14.2 Bouwregels
14.2.1 Situering van bouwwerken
Voor de situering van bouwwerken geldt het volgende:
-
a. hoofdgebouwen zijn uitsluitend toegestaan ter plaatse van de aanduiding 'bouwvlak', met inachtneming van het volgende:
-
1. ter plaatse van de aanduiding 'aaneengebouwd' zijn uitsluitend aaneengeschakelde woningen toegestaan;
-
2. ter plaatse van de aanduiding 'twee-aaneen' zijn uitsluitend twee-aaneengebouwde woningen toegestaan;
-
3. ter plaatse van de aanduiding 'vrijstaand' is uitsluitend één vrijstaande woning toegestaan;
-
4. ter plaatse van de aanduiding 'gestapeld' zijn uitsluitend gestapelde woningen toegestaan;
-
b. bijbehorende bouwwerken zijn uitsluitend toegestaan ter plaatse van de aanduiding 'bouwvlak' en ter plaatse van de aanduiding 'bijgebouwen', met dien verstande dat erkers aan de voorgevel van het hoofdgebouw zijn toegestaan met inachtneming van het bepaalde in 14.2.3;
-
c. bouwwerken, geen gebouwen zijnde, zijn binnen het gehele bestemmingsvlak toegestaan.

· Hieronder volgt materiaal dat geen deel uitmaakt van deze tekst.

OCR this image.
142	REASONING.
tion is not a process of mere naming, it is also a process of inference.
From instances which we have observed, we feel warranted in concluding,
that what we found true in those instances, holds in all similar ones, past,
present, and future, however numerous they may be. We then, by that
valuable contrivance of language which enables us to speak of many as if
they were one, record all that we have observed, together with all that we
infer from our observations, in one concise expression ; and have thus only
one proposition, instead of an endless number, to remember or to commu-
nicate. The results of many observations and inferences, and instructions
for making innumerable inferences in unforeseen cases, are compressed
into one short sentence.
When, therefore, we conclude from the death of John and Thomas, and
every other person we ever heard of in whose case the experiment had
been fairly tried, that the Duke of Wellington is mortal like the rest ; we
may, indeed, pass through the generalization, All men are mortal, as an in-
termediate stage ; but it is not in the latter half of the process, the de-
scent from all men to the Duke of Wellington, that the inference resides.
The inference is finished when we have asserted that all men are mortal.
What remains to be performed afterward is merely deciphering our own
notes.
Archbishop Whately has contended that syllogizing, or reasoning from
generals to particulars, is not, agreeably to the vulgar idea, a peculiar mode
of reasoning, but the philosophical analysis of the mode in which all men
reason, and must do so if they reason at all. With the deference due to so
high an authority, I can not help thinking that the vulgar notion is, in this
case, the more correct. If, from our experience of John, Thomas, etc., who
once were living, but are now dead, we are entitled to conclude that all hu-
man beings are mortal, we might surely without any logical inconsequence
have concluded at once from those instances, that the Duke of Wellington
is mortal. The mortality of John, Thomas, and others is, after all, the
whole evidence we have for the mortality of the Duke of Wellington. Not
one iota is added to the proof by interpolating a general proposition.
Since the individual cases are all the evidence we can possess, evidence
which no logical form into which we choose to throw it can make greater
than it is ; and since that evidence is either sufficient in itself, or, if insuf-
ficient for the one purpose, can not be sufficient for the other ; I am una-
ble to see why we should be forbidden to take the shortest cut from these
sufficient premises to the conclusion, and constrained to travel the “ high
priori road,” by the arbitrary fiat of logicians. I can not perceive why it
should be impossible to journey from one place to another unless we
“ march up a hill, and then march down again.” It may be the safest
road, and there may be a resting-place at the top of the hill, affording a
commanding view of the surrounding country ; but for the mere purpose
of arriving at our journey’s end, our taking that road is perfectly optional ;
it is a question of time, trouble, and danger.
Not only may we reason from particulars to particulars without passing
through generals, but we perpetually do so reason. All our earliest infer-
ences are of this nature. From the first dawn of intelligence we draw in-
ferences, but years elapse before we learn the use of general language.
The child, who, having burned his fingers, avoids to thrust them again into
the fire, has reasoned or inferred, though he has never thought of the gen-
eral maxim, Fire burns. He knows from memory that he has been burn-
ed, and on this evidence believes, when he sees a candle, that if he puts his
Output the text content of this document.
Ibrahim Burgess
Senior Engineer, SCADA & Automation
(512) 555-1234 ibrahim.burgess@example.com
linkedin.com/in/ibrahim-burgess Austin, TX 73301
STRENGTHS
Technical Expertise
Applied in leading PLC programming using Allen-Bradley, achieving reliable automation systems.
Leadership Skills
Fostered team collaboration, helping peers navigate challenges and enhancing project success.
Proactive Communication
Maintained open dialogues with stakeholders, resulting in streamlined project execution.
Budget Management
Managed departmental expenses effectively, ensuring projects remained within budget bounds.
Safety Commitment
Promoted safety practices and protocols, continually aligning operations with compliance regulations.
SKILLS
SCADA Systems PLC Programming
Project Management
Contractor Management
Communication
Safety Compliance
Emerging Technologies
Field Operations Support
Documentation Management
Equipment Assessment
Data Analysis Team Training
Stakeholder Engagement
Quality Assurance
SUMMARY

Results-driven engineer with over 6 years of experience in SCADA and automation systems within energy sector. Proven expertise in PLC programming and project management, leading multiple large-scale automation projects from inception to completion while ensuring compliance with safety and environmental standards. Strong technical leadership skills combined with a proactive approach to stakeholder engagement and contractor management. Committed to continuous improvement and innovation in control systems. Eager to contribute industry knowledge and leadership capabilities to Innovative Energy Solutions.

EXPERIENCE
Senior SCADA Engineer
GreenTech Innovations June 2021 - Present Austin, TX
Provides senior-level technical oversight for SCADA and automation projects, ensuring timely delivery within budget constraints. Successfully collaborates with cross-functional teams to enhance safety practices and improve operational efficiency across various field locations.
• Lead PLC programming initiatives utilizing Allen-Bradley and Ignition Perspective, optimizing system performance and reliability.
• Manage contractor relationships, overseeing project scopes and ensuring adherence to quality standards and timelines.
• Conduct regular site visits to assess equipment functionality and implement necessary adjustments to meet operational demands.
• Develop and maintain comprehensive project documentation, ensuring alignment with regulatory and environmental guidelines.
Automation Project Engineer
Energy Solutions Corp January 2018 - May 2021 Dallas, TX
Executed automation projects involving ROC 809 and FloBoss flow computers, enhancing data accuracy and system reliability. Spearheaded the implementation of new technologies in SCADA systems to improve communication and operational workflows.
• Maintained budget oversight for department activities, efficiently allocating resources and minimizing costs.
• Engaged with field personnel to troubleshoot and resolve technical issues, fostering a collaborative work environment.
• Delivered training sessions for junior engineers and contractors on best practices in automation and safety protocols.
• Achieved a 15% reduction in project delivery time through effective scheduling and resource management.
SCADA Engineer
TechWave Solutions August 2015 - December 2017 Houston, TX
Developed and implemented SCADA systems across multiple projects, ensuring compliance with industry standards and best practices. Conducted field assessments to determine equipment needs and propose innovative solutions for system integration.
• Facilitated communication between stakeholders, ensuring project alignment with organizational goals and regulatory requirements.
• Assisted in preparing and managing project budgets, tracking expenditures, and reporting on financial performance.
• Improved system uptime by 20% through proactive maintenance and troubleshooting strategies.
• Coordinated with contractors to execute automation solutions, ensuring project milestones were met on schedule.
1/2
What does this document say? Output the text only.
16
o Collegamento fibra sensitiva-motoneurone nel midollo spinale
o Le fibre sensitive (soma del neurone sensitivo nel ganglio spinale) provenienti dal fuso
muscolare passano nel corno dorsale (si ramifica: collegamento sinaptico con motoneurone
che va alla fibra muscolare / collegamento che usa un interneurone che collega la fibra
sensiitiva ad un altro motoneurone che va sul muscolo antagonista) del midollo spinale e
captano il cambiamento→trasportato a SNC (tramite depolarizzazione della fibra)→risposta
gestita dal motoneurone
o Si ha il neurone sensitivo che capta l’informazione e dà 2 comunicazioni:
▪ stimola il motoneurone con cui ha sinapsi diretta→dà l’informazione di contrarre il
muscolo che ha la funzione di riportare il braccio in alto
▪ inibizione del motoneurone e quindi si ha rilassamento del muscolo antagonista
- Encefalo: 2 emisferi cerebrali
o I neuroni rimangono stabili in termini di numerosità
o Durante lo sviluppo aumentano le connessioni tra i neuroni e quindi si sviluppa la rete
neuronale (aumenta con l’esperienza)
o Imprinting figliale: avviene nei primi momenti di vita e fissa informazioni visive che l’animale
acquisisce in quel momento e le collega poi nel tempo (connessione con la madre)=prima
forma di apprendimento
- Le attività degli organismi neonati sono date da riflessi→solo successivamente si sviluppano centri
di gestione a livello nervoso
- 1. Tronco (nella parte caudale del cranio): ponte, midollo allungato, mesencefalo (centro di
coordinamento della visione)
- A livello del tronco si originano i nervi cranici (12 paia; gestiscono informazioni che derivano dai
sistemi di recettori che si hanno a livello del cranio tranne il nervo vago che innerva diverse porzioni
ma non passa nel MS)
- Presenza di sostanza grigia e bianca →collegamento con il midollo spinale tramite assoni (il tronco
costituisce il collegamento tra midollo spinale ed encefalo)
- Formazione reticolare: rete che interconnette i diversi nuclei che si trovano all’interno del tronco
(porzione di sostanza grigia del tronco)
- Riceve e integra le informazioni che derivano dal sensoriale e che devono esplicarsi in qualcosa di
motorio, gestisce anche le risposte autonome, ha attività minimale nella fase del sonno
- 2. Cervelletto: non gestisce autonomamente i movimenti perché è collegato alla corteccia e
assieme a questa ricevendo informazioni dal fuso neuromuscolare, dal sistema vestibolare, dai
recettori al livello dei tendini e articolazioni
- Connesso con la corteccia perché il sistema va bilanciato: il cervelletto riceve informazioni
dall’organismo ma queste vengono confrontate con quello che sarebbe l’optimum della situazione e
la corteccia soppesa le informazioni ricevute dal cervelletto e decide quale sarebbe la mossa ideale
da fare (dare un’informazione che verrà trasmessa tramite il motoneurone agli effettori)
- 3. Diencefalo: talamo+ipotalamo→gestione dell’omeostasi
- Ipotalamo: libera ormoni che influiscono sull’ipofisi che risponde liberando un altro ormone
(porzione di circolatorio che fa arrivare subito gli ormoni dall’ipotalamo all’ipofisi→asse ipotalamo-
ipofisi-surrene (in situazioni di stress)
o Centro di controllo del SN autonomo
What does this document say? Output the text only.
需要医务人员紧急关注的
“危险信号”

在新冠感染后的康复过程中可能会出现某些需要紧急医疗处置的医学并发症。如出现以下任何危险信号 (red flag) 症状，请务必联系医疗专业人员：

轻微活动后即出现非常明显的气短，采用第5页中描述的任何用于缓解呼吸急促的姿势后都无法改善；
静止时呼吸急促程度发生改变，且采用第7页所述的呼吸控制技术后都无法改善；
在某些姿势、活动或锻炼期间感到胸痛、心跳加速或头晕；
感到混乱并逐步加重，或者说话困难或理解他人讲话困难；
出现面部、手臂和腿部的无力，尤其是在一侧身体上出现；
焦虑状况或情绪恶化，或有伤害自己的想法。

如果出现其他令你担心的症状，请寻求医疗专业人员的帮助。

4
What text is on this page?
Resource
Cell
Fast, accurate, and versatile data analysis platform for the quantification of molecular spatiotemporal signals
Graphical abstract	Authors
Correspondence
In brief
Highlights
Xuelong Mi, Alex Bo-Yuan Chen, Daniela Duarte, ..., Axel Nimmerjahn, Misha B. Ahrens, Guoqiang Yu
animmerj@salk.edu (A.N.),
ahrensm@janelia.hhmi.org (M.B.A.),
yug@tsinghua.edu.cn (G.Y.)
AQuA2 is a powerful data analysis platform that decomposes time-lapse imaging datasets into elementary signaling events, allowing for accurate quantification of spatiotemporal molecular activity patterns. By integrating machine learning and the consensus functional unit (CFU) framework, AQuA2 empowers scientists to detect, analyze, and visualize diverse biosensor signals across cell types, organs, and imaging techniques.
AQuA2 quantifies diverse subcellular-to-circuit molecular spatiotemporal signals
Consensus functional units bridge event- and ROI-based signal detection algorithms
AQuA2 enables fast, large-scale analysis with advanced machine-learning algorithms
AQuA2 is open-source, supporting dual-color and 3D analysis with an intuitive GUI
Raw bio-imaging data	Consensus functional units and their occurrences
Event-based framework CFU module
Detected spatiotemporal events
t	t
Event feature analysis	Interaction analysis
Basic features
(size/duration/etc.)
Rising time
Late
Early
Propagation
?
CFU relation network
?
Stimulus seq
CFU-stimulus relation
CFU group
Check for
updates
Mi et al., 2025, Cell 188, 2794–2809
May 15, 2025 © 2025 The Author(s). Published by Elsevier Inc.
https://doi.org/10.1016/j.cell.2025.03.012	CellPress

14.2.2 Maatvoering van hoofdgebouwen
Voor hoofdgebouwen gelden de volgende regels:
-
a. de goot- en bouwhoogte mag niet meer bedragen dan aangegeven ter plaatse van de aanduiding 'maximale goot- en bouwhoogte (m)';
-
b. ter plaatse van de aanduiding 'minimale - maximale dakhelling' mag de dakhelling niet minder, danwel meer, bedragen dan aangegeven;
14.2.3 Maatvoering van bijbehorende bouwwerken
Voor bijbehorende bouwwerken gelden de volgende regels:
-
a. het bebouwingspercentage ter plaatse van de aanduiding 'bijgebouwen' mag per bouwperceel niet meer bedragen dan 50 %, tot een maximum van 50 m², met dien verstande dat:
-
1. ter plaatse van de aanduiding 'specifieke vorm van wonen - 1' een maximale oppervlakte van 130 m² aan bijbehorende bouwwerken is toegestaan;
-
b. de bouwhoogte van vrijstaande bijbehorende bouwwerken ter plaatse van de aanduiding 'bijgebouwen' mag niet meer bedragen dan 3,2 m;
-
c. de bouwhoogte van aan het hoofdgebouw gebouwde bijbehorende bouwwerken mag ter plaatse van de aanduiding 'bijgebouwen' niet meer bedragen dan 0,3 m boven de begane grondbouwlaag van het hoofdgebouw, tot een maximum van 4 m;
-
d. voor erkers, balkons en entreepartijen aan de voorgevel van het hoofdgebouw geldt het volgende:
-
1. de oppervlakte mag niet meer bedragen dan 4 m²;
-
2. de maximale bouwhoogte mag niet meer bedragen dan 3,2 m;
-
3. de maximale bouwdiepte mag niet meer bedragen dan 1 m, gerekend vanuit de gevel waaraan gebouwd wordt;
-
4. voorzover de afmetingen van een bestaande, legaal gebouwde, bouwwerken reeds meer bedraagt geldt de bestaande maatvoering als maximum.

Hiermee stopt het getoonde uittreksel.